Da vueltas otra versión, quizá más conocida, que nos habla de un conventillo posiblemente llamado “María La Lunga” en Castro Barros al 400, y de una tal Margarita Verdier, o Verdiet, apodada “La Oriental” y también… “La Rubia Mireya”. De padres franceses, habría nacido en Uruguay  y se habría radicado luego en el barrio de San Telmo. Sus días le habrían proporcionado varias y aturdidas noches, y la fama de “ave nocturna”, no precisamente por lo sabia.

Algunos han afirmado saber que un médico la atendió, con sus 85 años y un tétano (o quizá tuberculosis) fatal.

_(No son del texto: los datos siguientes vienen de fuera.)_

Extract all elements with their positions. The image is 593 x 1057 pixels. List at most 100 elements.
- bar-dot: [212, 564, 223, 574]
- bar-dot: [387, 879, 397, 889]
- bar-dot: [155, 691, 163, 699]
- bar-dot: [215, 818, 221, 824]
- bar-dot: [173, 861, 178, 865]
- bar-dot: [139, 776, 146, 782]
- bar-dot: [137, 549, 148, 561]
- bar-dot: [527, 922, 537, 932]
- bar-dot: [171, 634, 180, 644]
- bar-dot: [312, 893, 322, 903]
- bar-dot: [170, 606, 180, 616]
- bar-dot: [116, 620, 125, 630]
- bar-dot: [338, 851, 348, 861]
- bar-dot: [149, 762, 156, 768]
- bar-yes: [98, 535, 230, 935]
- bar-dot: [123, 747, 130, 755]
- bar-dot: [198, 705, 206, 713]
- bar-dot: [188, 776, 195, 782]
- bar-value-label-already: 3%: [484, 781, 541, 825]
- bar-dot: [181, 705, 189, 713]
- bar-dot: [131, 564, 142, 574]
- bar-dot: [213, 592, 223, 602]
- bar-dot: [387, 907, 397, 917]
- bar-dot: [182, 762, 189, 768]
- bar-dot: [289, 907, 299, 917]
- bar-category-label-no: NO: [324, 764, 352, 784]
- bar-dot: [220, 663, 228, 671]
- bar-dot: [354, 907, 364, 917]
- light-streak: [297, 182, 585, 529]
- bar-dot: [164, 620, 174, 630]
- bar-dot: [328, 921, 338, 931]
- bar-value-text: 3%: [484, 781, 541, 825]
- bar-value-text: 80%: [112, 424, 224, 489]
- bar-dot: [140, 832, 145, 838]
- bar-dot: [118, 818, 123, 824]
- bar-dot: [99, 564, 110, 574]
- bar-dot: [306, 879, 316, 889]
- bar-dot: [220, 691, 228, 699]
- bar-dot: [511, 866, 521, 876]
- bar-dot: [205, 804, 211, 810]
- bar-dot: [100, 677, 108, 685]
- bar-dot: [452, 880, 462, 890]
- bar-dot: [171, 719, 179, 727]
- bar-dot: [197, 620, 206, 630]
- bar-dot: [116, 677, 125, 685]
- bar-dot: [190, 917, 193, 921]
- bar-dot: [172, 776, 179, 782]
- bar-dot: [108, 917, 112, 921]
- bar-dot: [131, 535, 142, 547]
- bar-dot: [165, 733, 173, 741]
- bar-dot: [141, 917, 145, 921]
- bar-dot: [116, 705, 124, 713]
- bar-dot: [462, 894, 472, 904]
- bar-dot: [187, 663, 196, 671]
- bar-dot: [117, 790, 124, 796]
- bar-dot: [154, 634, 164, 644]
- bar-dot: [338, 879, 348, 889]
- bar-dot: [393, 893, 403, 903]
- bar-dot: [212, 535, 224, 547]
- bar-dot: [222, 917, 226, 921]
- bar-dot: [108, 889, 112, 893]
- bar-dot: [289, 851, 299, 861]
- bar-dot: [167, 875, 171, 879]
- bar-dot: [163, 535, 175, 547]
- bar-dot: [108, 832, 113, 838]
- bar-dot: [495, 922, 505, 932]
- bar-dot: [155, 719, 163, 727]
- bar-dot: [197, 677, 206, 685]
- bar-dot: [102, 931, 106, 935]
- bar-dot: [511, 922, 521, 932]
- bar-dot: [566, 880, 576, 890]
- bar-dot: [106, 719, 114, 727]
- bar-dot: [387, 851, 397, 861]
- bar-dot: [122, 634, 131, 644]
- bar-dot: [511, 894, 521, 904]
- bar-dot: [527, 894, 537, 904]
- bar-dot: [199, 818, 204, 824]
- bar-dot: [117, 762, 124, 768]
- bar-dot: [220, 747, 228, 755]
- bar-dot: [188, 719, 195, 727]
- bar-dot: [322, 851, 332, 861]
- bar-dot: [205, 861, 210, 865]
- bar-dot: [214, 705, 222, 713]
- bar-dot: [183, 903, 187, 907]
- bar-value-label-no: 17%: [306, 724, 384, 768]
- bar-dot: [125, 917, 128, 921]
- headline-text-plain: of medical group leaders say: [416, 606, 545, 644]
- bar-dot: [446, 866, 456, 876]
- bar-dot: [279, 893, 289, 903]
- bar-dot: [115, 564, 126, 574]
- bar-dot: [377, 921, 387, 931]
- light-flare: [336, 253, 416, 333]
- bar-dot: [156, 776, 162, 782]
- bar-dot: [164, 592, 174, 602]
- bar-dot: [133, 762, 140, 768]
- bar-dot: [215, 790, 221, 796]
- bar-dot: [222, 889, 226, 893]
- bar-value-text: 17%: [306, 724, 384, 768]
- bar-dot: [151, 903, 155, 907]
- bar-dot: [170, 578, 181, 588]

Esa versión ubica su decadencia por las manzanas de Boedo y Nueva Pompeya y la hace morir, pobre y vieja, en el Hospital Muñiz. No conocemos rastros de su enfermedad, ni de sus restos.

La imaginación -que acostumbra reñir con la historia, amenizándola… u oscureciéndola- vinculó a Mireya con Toulouse Lautrec, Julio Cortázar, Gardel, y mezcló con toda tranquilidad  Le salon de la rue des Moulins con el café de Hansen como si algo tuviesen que ver. Algunas de estas historias fueron escritas sin ninguna pretensión de veracidad. No obstante, fueron propuestas muchas veces como hechos veraces.

Una última reflexión. Si tomamos en cuenta la altísima probabilidad de que, muchas de sus compañeras de oficio – “bailarinas”-  se hayan sentido tentadas a rebautizarse con el ya famoso nombre de su colega, vemos que las “Mireyas”, se  pueden haber multiplicado en pocos años.

Así, la verdadera quedó oculta bajo la niebla espesa del tiempo… si es que existió alguna vez una verdadera.